Supreme Court issues two FLSA employer-friendly decisions

Employees’ road in seeking to sue their employers for violations of the Fair Labor Standards Act just got substantially rockier, thanks to two U.S. Supreme Court decisions issued at the end of the 2017-2018 term. Here are the highlights.

Case No. 1: FLSA exemptions. Encino Motors, LLC v. Navarro (No. 16-1362, 2018) addressed whether service advisors at car dealerships were exempt employees. The appellate court took the traditional route and ruled that FLSA exemptions should be interpreted narrowly. The Supreme Court disagreed and reversed the appellate court’s decision.

According to the court, since the FLSA doesn’t say that exemptions should be construed narrowly, they should, instead, be given a fair reading. A fair reading depends on the context, the court noted.
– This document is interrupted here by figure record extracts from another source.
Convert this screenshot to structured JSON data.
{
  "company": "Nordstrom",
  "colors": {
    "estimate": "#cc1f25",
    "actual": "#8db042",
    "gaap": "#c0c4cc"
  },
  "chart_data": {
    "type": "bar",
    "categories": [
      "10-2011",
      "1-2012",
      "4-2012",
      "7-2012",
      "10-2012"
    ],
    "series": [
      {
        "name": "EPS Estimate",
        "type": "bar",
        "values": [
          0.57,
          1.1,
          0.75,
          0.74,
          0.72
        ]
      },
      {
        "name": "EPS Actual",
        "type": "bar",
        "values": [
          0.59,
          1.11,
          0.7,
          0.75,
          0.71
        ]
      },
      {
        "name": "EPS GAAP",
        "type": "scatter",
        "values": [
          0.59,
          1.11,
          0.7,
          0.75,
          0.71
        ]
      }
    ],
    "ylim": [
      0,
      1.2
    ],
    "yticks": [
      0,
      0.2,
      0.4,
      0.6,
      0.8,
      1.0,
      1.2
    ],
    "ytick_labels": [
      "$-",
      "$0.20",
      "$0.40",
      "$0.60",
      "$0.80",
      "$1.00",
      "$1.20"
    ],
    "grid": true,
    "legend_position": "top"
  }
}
Key: Exemptions must be weighed as part of the law’s overall approach to overtime pay. Not a slam dunk: While it may now be theoretically easier to classify employees as exempt, the criteria for the white-collar exemptions, and the cost of noncompliance (i.e., back pay and liquidated damages), haven’t changed.
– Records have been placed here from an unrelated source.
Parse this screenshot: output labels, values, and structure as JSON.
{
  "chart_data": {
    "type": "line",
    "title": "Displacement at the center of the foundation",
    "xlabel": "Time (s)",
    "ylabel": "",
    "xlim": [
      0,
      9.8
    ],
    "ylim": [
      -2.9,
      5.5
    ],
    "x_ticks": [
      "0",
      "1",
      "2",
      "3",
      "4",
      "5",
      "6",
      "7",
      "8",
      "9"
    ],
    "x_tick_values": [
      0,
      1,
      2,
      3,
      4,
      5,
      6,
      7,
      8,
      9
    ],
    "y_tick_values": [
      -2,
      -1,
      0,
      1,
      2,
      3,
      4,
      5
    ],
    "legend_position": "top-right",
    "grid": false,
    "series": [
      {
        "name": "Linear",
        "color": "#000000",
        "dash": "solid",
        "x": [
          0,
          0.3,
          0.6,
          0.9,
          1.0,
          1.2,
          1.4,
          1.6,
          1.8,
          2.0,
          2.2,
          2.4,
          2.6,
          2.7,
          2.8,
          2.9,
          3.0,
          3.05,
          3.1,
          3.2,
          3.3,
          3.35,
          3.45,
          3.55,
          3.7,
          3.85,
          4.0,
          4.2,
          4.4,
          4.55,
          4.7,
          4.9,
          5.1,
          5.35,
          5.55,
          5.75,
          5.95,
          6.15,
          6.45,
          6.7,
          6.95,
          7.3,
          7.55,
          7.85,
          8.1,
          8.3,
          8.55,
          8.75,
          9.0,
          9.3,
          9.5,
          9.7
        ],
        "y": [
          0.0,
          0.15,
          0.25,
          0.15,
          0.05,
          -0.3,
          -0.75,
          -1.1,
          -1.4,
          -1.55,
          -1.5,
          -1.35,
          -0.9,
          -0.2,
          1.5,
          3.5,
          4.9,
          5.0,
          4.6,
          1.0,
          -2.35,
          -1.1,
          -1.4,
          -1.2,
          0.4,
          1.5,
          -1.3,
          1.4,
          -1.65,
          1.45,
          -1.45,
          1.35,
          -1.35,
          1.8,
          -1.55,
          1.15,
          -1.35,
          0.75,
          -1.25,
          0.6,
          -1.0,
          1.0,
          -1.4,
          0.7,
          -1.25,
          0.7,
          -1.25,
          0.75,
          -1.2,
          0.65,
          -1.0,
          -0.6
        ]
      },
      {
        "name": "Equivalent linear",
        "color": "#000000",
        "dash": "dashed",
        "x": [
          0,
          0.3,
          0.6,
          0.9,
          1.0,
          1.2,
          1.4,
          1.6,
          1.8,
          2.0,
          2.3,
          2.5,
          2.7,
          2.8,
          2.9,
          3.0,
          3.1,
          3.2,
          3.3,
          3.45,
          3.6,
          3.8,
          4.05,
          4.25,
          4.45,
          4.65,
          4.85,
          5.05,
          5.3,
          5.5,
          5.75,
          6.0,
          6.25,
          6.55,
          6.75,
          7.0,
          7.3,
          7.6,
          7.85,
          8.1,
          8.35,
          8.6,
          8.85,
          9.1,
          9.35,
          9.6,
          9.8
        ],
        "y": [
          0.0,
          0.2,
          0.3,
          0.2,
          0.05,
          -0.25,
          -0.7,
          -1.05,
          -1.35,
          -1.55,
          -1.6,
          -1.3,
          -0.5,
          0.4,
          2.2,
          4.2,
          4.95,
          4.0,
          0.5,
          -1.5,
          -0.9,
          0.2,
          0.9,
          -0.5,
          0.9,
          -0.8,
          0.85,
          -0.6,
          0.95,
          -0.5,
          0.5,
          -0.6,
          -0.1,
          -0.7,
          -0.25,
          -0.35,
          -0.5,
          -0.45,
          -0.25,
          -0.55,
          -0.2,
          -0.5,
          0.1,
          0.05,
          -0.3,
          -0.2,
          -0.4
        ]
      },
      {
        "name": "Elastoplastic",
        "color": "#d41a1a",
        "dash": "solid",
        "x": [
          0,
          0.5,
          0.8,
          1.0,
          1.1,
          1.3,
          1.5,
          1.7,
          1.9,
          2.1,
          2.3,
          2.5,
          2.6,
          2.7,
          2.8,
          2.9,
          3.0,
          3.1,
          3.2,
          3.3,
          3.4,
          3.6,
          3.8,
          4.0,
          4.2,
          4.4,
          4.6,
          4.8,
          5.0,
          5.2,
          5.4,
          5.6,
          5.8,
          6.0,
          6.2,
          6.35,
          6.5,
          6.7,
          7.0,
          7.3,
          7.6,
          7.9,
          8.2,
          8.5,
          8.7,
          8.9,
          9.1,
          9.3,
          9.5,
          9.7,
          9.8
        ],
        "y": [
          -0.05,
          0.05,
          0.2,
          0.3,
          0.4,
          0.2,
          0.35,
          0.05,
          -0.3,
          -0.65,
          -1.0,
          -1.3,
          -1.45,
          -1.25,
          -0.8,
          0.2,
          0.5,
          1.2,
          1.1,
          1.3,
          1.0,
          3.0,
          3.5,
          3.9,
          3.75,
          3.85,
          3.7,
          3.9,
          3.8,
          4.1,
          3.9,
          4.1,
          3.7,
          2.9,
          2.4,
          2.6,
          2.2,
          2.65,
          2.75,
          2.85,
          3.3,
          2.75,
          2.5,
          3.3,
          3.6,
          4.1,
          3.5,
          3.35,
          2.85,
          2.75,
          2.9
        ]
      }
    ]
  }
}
In addition, the decision will have no impact on state law. Boomerang effect: Since state wage and hour laws are unaffected by Encino Motors, you should anticipate more lawsuits brought in state court.

THE TAKEAWAY: It will take time for lower federal courts to establish new parameters for evaluating employees’ exempt status, so this area of the law will probably remain unsettled for some time. And remember, you still bear the burden of proving that your employees are exempt.
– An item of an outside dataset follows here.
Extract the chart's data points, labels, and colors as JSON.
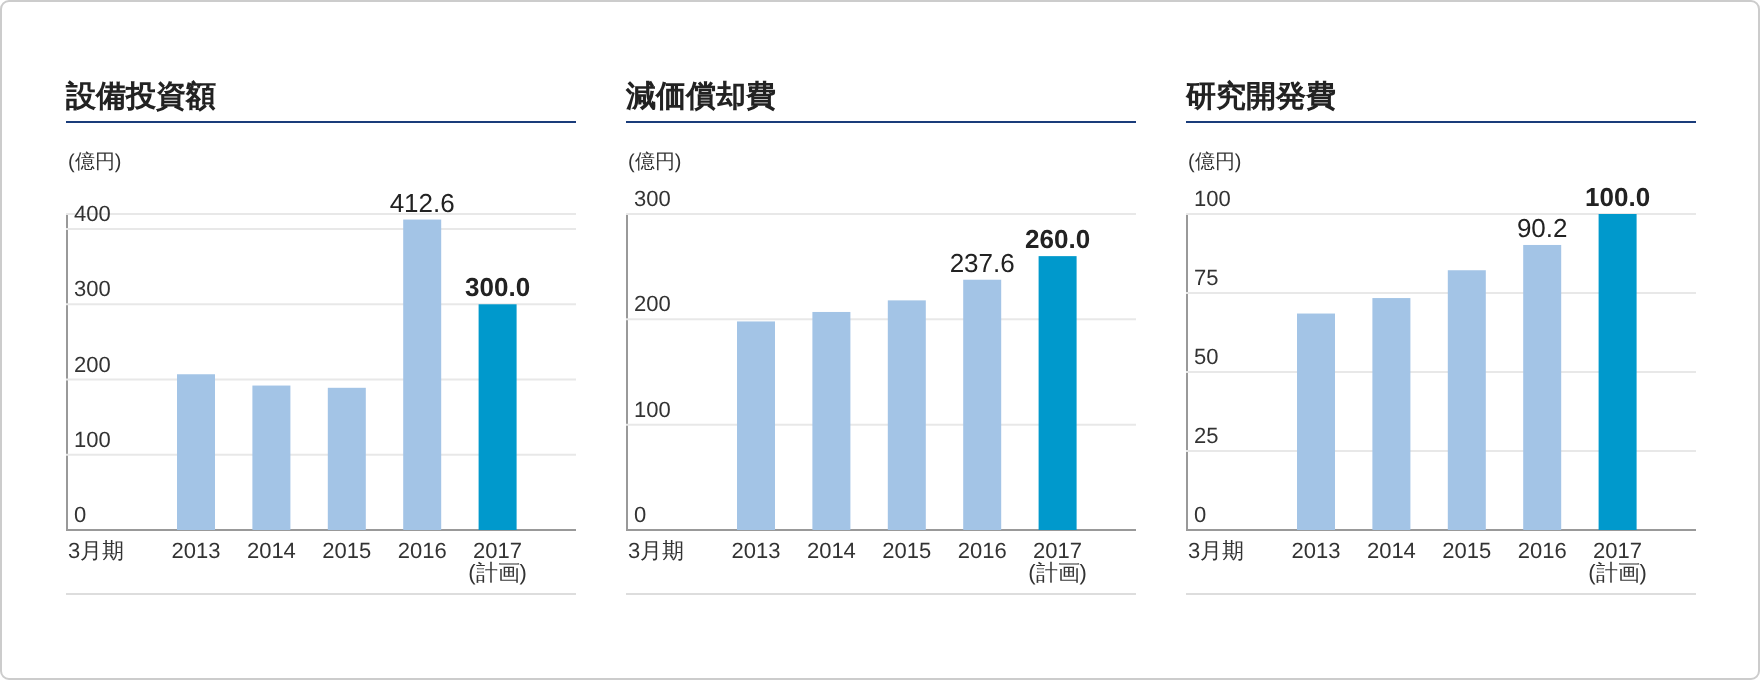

Case No. 2: Arbitration of FLSA claims. Epic Systems Corp. v. Lewis (No. 16-285, 2018) consolidated three lower court cases. The issue the Supreme Court addressed was whether, under the Federal Arbitration Act, employees could be compelled to arbitrate their cases individually, instead of bringing class-action lawsuits against their employers. Technically, these arbitration clauses are called class-action waivers. The court ruled that class-action waivers are valid.

Each case involved FLSA violations. In each case, employers and employees entered into contracts that provided for individual arbitration proceedings to resolve disputes. Regardless, employees brought class-action lawsuits against their employers. Two appellate courts ruled for employees. The Supreme Court reversed those two decisions.

Supreme Court: The FAA doesn’t override the FLSA. The FLSA does permit collective actions by employees, but there’s no suggestion that it overrides the FAA.

THE TAKEAWAY: Requiring employees to arbitrate FLSA or other workplace disputes is OK, but doing so won’t bind the Department of Labor, which can still enforce the law on employees’ behalf.

The general rule is that employees must affirmatively consent to arbitration, so including these clauses in job applications or employee handbooks may not be enough. Better: Employees should separately consent to arbitration. You should also ensure that your agreement fits your business—there is no one-size-fits-all solution. You’ll need to be particular, so advice from legal counsel is recommended. Finally, you should consider how arbitration will affect your ability to recruit and retain top talent.